Ed Bok Lee is an American poet and writer. He is the author of three books of poetry, including Mitochondrial Night (2019), Whorled, the recipient of a 2012 American Book Award and a 2012 Minnesota Book Award in Poetry, and Real Karaoke People (New Rivers Press), the recipient of a 2006 PEN/Open Book Award and a 2006 Asian American Literary Award (Members' Choice Award).
Lee was raised in South Korea, North Dakota and Minnesota.
He studied Slavic and Central Asian Studies at the University of Minnesota; Al-Farabi Kazakh National University in Almaty, Kazakhstan; Indiana University and the University of California, Berkeley, where he was enrolled in the Ph.D. Program in Slavic Languages and Literatures. He later received a master of fine arts from Brown University.
He teaches part-time at Metropolitan State University.[4</sup>]
Lee primarily writes poetry, though other published works include lyric prose, plays, short stories, and what he has referred to as "poelogues",[1] [2] which derive technical elements from and often fall between poetry, the dramatic monologue, the soliloquy, and the duologue. Initially influenced by the poetry of Yi Sang, Vladimir Mayakovsky, Bertold Brecht, and Ai, since first visiting Los Angeles in 1992 then living throughout Russia and Central Asia from 1993 to 1995, Lee's have included accounts from a wide range of points of view: a Korean youth killed in the 1992 L.A. Riots, the younger son of an Asian immigrant grocer, a Soviet-Afghan Muslim war rebel, the first rhinoceros in space, a professional blackjack player, a professional wrestler, a Vietnamese mail order bride, an inter-dimensional being, a Korean clone, a U.S. Iraq War veteran, a U.S. Iraq War veteran's wife, conscripted Mongol foot soldiers, a DMT molecule, an immeasurable field in the multiverse, an Asian American male porn star, a Korean prostitute, an undefined particle within Dark Matter, a Hmong American hunter accused of murder (inverted), a meth cook, Asian carp (invasive species), a Norway Maple tree (invasive species), English Ivy (invasive species), an opium poppy farmer, Prince (music icon), among others.

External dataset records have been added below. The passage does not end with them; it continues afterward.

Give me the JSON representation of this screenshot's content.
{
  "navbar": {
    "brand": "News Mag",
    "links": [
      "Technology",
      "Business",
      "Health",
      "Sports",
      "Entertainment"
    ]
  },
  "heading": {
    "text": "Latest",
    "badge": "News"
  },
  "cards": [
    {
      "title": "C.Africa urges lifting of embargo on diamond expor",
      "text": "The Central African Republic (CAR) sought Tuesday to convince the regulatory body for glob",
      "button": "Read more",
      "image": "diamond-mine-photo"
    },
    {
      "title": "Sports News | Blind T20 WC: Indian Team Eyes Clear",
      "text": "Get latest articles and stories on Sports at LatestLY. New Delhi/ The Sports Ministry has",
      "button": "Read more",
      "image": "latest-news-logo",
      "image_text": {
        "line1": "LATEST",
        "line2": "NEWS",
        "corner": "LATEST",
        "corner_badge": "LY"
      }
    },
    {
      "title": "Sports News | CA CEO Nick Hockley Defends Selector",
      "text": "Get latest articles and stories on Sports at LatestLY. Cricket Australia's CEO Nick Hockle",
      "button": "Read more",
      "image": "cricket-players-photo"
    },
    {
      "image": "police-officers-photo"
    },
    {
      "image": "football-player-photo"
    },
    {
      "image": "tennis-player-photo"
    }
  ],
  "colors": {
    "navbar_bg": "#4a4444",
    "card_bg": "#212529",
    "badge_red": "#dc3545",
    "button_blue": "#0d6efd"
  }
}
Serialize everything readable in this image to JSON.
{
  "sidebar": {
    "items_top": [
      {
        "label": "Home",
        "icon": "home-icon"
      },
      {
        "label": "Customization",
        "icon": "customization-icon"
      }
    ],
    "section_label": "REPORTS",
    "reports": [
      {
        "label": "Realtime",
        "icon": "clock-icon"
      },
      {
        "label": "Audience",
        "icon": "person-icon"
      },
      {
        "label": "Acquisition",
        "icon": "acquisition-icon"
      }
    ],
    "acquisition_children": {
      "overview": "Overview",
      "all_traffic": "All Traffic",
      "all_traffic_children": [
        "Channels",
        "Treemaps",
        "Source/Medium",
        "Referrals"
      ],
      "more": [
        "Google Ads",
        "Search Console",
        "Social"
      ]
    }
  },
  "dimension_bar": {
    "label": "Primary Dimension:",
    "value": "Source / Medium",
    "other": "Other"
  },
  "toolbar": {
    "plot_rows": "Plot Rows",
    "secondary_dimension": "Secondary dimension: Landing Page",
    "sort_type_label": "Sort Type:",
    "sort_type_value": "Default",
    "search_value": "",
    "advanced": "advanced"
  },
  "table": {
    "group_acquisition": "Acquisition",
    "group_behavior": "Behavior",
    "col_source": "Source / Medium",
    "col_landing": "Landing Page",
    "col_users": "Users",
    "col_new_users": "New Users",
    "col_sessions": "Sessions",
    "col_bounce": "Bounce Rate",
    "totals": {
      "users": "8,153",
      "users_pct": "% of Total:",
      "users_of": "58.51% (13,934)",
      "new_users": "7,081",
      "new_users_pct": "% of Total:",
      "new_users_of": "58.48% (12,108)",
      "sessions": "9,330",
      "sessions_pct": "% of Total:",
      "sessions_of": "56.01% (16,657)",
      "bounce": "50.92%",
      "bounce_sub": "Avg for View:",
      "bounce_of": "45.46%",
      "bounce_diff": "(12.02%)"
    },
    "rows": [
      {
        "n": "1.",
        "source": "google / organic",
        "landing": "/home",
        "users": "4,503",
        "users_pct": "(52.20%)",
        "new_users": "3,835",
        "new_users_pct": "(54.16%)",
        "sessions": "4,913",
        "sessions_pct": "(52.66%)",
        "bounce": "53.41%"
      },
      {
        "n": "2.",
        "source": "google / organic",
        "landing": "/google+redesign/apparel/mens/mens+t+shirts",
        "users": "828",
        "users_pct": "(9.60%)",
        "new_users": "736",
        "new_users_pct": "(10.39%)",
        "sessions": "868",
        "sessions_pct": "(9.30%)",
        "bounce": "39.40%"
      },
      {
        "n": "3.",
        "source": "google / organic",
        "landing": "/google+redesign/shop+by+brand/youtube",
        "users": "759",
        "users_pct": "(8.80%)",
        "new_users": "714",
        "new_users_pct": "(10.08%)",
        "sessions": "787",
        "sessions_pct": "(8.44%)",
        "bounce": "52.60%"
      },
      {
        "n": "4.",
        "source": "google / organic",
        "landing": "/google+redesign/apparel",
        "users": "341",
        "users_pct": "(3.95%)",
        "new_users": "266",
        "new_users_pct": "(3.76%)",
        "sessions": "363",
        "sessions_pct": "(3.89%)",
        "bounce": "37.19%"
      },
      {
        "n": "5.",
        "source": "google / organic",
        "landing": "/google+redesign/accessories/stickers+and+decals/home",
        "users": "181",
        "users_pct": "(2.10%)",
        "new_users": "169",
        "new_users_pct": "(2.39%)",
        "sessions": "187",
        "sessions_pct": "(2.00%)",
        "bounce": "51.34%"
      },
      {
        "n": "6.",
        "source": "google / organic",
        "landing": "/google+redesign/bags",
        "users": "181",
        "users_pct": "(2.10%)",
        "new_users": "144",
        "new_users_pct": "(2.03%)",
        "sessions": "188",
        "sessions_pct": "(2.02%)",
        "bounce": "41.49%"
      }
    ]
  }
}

In 2009, Lee was a featured author at the American Library Association Conference in Chicago, IL.[3]
In 2009, Lee was listed as one of the top 10 artists of the decade based out of the Minneapolis–Saint Paul by the Minnesota Daily.[4]
Lee was a featured author at PEN America, New York, NY in 2010.[5]
Lee was a featured poet at the 10th annual Sarah Lawrence College Poetry Festival in 2013.
Lee was the featured author at Chonnam National University, Gwangju, South Korea, in 2014.
Lee took up residency at the American Swedish Institute in 2014.[6]
In 2019, Lee was a featured poet at Poets House in New York, NY.
Lee was a featured author at City Lights Books in San Francisco, CA, in 2019.[7]
Lee was a featured author at the Asian Literature Festival in South Korea in 2020.[8]